Remember that strings $u$ and $v$ are distinguishable with respect to $A$ if there exists $w$ such that only one of $u.w$ and $v.w$ are in $A$. Intuitively, this means that the strings $u$ and $v$, when run through $M$, will end up at different states. This is how we know that if there is a set $S$ of $k$ pairwise distinguishable strings, then a DFA $A$ must have at least $K$ states. We can use this fact to prove non-regularity: if there exists an infinite set of pairwise distinguishable strings, we can conclude that a DFA for the language cannot exist(since the DFA would have to have an infinite number of states).
Q: Prove that $A = \{w | count(w, a) = count(w, b)\}$ is non-regular
$A$ is the set of all strings that have the same number of a’s and b’s.
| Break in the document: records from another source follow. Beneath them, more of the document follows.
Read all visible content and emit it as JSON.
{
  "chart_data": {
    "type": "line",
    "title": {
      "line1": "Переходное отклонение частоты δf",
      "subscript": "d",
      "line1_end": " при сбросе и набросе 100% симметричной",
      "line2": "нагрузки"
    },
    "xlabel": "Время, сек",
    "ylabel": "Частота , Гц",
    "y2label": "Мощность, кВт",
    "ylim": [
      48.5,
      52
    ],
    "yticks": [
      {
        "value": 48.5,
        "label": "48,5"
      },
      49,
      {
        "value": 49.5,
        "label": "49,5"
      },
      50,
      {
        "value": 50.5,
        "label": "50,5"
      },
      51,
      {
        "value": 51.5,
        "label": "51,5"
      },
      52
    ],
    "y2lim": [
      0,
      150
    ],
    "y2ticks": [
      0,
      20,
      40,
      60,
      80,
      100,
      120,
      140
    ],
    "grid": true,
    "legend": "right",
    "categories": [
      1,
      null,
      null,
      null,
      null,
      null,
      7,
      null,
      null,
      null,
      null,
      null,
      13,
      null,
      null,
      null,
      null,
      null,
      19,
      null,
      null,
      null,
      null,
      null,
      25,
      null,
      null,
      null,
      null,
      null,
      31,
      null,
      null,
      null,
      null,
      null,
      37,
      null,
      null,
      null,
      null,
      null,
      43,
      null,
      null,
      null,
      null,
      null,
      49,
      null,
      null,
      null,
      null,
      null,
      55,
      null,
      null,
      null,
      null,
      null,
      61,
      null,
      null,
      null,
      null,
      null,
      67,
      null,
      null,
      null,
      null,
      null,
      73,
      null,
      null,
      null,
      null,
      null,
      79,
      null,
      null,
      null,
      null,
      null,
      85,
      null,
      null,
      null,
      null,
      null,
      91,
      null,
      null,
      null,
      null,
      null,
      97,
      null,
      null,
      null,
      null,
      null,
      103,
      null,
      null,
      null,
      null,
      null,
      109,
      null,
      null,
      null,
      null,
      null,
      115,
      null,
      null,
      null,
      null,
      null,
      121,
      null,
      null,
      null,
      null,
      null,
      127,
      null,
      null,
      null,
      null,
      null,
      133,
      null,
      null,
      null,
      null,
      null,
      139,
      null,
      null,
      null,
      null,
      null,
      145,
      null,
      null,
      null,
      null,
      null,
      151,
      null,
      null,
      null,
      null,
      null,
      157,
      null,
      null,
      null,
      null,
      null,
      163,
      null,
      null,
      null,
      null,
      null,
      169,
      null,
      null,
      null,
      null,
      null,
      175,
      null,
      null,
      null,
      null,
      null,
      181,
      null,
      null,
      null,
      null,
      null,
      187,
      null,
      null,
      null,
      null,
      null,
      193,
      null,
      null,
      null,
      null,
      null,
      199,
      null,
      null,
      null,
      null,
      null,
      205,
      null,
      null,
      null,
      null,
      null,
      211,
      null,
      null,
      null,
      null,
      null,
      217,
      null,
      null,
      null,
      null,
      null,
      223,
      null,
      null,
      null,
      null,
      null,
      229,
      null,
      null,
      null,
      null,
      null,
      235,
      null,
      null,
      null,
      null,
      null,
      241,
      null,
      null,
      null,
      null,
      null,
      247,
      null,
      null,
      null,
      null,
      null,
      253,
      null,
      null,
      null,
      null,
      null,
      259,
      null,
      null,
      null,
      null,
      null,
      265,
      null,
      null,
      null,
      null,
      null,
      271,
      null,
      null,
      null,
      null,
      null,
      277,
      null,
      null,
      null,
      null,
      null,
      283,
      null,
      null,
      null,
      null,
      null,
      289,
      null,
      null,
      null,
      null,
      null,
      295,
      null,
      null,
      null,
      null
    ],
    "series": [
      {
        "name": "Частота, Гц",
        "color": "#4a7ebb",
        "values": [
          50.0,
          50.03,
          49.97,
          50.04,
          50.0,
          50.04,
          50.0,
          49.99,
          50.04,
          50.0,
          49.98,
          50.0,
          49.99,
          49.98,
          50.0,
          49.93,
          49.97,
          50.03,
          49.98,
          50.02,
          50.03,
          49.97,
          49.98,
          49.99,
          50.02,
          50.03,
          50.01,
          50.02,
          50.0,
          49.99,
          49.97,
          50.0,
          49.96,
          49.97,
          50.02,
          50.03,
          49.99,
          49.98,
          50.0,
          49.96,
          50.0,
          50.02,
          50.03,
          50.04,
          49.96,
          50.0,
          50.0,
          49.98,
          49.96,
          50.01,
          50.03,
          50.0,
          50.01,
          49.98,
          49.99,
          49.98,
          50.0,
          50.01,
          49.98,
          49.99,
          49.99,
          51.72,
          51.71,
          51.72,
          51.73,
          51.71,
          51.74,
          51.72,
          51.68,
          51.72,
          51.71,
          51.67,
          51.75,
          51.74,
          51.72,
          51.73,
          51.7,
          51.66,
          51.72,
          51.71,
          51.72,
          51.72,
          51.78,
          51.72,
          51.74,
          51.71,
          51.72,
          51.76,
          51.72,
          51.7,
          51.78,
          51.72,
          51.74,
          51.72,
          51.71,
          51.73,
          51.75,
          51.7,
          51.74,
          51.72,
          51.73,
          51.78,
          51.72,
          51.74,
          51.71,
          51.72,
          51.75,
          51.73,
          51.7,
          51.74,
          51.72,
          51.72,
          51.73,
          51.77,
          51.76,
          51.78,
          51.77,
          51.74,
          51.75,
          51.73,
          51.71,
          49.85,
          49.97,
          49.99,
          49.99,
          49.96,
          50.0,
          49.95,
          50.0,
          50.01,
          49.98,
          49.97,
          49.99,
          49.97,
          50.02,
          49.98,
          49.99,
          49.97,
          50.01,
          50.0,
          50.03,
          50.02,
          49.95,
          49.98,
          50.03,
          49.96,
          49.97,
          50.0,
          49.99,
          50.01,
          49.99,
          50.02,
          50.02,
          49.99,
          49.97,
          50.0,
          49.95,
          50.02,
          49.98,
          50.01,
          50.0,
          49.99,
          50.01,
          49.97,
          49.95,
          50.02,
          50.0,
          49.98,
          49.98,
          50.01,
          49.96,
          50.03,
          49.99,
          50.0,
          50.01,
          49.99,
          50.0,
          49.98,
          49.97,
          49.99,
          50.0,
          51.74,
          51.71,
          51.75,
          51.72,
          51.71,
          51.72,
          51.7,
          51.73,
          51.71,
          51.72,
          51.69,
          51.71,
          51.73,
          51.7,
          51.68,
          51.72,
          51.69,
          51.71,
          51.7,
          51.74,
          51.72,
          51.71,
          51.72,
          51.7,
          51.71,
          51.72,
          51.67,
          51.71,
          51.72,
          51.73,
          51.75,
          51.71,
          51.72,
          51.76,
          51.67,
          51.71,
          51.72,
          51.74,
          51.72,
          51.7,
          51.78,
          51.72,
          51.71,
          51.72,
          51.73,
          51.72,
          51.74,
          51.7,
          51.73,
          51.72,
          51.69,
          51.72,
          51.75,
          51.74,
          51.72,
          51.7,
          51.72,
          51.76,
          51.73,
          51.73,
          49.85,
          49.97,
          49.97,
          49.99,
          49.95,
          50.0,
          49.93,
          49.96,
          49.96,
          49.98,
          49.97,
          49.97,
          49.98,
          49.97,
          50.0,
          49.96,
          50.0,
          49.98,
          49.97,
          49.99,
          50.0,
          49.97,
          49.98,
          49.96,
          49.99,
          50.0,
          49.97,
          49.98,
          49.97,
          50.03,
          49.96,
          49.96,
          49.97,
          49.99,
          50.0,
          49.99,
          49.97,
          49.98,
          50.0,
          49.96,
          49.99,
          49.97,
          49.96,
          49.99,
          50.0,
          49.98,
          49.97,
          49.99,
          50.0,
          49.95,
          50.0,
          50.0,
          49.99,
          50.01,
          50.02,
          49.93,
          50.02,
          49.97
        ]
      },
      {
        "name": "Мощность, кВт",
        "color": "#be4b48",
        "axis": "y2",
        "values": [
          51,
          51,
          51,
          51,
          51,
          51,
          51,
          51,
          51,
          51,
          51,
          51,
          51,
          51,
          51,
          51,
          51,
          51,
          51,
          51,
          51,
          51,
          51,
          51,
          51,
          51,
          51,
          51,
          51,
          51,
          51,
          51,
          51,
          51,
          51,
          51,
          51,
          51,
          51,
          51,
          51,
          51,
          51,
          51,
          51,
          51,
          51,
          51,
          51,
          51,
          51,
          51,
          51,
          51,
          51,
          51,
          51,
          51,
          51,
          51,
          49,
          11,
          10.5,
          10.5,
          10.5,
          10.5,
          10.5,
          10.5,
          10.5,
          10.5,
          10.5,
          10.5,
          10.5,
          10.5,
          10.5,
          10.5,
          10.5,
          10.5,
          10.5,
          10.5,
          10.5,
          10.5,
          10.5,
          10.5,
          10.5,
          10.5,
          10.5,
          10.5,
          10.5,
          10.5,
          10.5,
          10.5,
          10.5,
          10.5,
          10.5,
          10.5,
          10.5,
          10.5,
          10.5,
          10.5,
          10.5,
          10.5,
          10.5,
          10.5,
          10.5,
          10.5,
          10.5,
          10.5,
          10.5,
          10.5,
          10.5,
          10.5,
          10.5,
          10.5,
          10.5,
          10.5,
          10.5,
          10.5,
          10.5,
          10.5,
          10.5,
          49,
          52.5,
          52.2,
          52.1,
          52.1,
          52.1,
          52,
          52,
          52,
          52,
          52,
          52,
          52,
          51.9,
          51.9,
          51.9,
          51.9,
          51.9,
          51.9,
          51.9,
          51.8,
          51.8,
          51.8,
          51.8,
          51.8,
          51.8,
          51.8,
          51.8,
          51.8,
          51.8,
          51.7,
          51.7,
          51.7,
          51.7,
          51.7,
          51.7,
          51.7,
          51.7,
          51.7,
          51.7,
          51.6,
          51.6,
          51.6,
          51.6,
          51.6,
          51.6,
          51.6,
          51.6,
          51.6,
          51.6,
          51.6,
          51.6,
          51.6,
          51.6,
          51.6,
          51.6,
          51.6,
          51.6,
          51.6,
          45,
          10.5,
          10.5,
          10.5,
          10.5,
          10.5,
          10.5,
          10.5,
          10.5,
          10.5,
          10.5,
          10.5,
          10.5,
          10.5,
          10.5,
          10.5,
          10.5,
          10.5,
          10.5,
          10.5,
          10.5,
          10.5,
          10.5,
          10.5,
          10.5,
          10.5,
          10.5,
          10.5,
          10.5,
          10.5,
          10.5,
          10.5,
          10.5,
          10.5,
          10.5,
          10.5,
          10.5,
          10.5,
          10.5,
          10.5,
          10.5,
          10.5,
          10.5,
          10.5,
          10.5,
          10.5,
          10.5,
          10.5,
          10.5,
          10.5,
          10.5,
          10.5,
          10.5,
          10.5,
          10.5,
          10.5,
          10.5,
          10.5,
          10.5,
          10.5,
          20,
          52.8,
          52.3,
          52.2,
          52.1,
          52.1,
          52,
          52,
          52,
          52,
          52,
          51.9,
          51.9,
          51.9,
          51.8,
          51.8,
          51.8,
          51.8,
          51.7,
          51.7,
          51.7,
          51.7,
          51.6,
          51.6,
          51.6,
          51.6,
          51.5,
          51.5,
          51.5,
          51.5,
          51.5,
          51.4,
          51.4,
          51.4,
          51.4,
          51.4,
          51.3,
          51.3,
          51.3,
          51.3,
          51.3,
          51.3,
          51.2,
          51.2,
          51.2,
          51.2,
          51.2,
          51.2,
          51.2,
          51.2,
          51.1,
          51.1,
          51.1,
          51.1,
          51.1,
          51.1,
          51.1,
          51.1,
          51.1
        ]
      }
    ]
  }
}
Let us define the following set of strings: $$ S = \{\mathcal{E}, a, aa, aaa, …a^k\} $$ Now consider two strings $a^i$ and $a^j$ in $S$, where $i \neq j$. Then, consider a string $b^i$. Clearly, $a^i . b^i$ is in $A$, but $a^j . b^i$ is not in $A$. This proves that all the strings in $S$ that are pairwise distinguishable. Because $S$ is an infinite set, we see that a DFA for $A$ must have an infinite number of states. Since this isn’t possible, we conclude that $A$ is non-regular.
Explicitly defined, if there exists an infinite set $S$ of pairwise distinguishable strings with respect to $A$, then $A$ is not regular. The converse of this theorem also holds: if $A$ is not regular, then there must exist an infinite set $S$ of pairwise distinguishable strings.